The Bank of England said today that Brexit uncertainty had "intensified considerably" over the last month and that falling oil prices were likely to push inflation below its 2% target soon.

All nine of the Bank of England rate-setters voted to keep rates at 0.75%, as expected. 

But minutes from their meeting this week showed growing unease about turmoil surrounding Britain's divorce from the European Union, now due in little more than three months' time. 

The British government said on Tuesday it would implement plans for a no-deal Brexit in full and begin telling businesses and citizens to prepare for the risk of leaving the EU without an agreement. 

Bank of England officials today lowered slightly their forecast for British quarterly economic growth in the last three months of 2018 to 0.2% from 0.3% previously.

It said the picture in the first quarter of 2019 was likely to be similar. 

"Brexit uncertainties have intensified considerably since the committee's last meeting," the Monetary Policy Committee said in a summary of its December meeting. 

"These uncertainties are weighing on UK financial markets." 

They noted a recent fall in sterling and equity prices and a rise in volatility. 
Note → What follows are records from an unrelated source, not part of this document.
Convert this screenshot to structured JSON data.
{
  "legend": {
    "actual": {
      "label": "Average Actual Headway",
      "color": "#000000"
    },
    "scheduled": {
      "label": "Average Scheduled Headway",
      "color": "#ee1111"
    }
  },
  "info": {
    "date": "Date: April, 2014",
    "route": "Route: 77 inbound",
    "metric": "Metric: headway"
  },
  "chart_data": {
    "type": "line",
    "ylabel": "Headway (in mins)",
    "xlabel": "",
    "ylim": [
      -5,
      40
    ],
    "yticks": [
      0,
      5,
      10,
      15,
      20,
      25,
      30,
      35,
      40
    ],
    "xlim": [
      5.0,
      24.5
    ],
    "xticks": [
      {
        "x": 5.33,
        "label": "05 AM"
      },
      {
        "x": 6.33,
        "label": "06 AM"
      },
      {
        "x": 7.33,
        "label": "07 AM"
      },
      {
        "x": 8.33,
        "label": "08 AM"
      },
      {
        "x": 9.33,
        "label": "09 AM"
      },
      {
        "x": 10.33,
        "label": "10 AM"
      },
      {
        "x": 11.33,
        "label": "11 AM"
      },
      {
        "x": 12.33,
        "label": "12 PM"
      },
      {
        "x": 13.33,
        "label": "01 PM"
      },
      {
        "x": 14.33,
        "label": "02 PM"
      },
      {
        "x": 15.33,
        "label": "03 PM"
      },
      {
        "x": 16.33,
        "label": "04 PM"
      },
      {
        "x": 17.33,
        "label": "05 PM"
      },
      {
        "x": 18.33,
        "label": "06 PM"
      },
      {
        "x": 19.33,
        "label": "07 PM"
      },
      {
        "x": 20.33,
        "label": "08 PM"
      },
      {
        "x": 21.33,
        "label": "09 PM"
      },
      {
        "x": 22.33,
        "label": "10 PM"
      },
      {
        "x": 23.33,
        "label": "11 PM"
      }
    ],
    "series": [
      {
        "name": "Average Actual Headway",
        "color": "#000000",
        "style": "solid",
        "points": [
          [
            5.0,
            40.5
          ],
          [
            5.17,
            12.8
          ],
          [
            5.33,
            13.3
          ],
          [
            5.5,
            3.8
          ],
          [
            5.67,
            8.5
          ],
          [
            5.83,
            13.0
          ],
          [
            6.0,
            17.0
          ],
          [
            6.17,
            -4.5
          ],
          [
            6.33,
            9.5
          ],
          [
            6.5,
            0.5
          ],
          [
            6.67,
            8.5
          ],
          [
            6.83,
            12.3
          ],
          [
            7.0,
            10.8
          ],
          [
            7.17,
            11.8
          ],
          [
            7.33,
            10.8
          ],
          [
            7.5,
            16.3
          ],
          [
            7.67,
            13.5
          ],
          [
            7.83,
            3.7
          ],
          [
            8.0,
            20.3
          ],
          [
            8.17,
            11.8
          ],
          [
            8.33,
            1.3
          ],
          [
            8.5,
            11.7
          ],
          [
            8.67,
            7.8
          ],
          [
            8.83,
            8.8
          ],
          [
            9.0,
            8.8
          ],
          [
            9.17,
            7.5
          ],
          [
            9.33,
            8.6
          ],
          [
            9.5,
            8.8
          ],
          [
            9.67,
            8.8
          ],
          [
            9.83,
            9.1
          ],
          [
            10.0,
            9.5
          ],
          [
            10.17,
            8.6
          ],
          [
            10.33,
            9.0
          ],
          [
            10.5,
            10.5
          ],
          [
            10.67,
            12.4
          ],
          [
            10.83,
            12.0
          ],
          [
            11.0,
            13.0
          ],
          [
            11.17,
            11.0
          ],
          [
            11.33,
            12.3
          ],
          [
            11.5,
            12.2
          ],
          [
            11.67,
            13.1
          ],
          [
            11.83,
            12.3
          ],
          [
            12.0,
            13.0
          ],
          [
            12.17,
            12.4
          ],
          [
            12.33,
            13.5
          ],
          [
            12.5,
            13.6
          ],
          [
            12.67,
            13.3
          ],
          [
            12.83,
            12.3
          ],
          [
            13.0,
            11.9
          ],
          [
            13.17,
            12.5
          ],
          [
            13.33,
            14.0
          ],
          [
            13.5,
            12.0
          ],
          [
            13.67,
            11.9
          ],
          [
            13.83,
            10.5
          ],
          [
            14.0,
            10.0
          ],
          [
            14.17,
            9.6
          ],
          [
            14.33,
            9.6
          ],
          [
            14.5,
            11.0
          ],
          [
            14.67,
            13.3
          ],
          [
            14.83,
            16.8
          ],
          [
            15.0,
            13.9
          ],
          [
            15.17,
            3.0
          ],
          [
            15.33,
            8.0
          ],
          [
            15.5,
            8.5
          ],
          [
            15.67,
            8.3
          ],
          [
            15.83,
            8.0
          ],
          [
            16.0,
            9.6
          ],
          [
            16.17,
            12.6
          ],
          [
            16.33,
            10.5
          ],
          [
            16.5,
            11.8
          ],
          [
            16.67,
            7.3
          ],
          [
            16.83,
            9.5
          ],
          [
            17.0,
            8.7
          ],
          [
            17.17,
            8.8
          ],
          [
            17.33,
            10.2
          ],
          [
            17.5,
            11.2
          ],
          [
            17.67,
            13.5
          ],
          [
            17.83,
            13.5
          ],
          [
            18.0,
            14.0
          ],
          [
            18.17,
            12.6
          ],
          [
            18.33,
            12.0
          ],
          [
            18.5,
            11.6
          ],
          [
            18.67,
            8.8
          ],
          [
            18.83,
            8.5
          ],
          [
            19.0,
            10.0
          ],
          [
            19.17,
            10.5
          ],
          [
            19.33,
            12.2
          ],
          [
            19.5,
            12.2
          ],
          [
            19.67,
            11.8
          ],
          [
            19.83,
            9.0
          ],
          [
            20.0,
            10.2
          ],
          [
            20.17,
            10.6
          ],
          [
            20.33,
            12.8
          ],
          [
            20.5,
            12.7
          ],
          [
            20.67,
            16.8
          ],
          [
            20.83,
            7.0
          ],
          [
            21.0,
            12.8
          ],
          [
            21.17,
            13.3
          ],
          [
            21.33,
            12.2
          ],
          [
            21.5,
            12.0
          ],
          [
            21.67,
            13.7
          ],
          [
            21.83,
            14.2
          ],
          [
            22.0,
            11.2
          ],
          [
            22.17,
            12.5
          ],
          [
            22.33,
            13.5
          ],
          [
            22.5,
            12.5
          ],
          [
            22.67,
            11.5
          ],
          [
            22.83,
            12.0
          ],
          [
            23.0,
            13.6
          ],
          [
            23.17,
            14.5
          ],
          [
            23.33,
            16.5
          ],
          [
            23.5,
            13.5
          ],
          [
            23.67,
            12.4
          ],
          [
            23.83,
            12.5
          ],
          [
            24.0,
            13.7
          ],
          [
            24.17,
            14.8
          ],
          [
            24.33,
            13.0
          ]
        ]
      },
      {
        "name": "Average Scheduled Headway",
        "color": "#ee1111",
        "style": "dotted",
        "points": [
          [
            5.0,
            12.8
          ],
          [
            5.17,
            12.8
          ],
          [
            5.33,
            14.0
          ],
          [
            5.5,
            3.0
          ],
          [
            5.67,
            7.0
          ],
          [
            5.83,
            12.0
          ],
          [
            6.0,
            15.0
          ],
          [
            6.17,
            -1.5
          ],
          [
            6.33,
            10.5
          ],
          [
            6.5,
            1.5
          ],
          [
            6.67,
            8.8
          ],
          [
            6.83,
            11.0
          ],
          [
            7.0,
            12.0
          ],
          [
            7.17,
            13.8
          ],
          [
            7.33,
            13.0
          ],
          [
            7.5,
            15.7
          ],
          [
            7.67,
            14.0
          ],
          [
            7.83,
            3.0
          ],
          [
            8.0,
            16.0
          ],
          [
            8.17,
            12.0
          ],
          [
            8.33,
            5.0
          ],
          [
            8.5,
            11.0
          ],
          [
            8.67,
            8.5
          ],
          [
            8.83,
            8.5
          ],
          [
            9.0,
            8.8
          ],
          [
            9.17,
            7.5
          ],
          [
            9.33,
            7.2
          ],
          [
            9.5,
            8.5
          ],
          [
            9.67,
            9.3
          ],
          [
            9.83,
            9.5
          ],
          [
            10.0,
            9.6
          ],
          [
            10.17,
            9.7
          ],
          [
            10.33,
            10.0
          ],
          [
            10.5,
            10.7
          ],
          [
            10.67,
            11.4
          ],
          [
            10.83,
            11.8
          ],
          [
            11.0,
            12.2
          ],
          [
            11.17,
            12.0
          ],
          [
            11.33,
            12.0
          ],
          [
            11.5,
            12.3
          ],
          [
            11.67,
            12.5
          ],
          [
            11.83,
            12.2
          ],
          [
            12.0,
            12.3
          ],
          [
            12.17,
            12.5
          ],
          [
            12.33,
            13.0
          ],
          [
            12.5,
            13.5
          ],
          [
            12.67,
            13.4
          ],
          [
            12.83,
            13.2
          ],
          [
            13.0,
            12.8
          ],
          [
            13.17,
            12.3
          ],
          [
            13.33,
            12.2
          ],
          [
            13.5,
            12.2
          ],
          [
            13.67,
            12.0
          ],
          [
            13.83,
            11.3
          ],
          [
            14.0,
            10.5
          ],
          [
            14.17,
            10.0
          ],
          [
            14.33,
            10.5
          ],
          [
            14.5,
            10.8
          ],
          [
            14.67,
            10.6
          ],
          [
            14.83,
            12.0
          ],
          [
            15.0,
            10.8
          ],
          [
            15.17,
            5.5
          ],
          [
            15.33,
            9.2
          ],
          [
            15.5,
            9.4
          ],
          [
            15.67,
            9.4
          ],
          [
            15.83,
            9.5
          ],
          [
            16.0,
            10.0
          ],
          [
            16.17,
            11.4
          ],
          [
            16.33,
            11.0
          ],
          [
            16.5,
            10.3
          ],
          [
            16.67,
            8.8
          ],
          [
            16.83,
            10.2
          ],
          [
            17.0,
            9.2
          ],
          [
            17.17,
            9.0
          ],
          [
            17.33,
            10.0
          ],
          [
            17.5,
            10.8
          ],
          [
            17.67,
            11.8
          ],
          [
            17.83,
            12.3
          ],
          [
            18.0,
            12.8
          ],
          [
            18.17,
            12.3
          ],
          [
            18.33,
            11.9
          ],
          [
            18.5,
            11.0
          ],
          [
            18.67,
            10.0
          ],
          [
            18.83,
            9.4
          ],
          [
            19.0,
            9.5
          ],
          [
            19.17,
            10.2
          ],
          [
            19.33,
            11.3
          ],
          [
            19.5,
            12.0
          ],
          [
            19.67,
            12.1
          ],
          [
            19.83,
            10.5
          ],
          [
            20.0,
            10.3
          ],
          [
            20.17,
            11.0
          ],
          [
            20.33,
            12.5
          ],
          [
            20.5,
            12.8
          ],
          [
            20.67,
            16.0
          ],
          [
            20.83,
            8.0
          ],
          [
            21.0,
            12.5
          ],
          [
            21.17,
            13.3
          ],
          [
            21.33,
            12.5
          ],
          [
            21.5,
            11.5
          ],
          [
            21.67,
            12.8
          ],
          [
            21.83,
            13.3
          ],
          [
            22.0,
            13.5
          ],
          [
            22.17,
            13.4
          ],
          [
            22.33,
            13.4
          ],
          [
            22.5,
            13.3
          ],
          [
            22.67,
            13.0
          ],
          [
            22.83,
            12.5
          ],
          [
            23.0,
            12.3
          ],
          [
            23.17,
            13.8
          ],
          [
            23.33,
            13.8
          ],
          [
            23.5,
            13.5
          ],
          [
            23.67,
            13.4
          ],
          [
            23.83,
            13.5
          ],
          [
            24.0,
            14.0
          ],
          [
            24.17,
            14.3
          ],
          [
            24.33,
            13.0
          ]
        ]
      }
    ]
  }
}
While they stuck to their view that domestically-generated price pressures continue to build, a drop in crude oil prices was likely to push down the headline rate of consumer price inflation to around 1.75% in January. 

Inflation was likely to remain below target in the following months.

Most economists polled by Reuters do not expect the Bank of England to raise rates again until after Britain has left the EU in March,

The bank as said the terms of Brexit will heavily influence the path for its monetary policy decisions. 

The Bank of England today repeated its view that interest rates could move in either direction after Brexit, depending on how it turns out. 

Late last month the bank said Britain could suffer greater damage to its economy than during the global financial crisis under a worst-case Brexit scenario. 

The US Federal Reserve last night raised interest rates  and stuck by a plan to keep withdrawing support from an economy it views as strong - further hitting US stocks and bond yields as investors feared the Fed risks choking growth.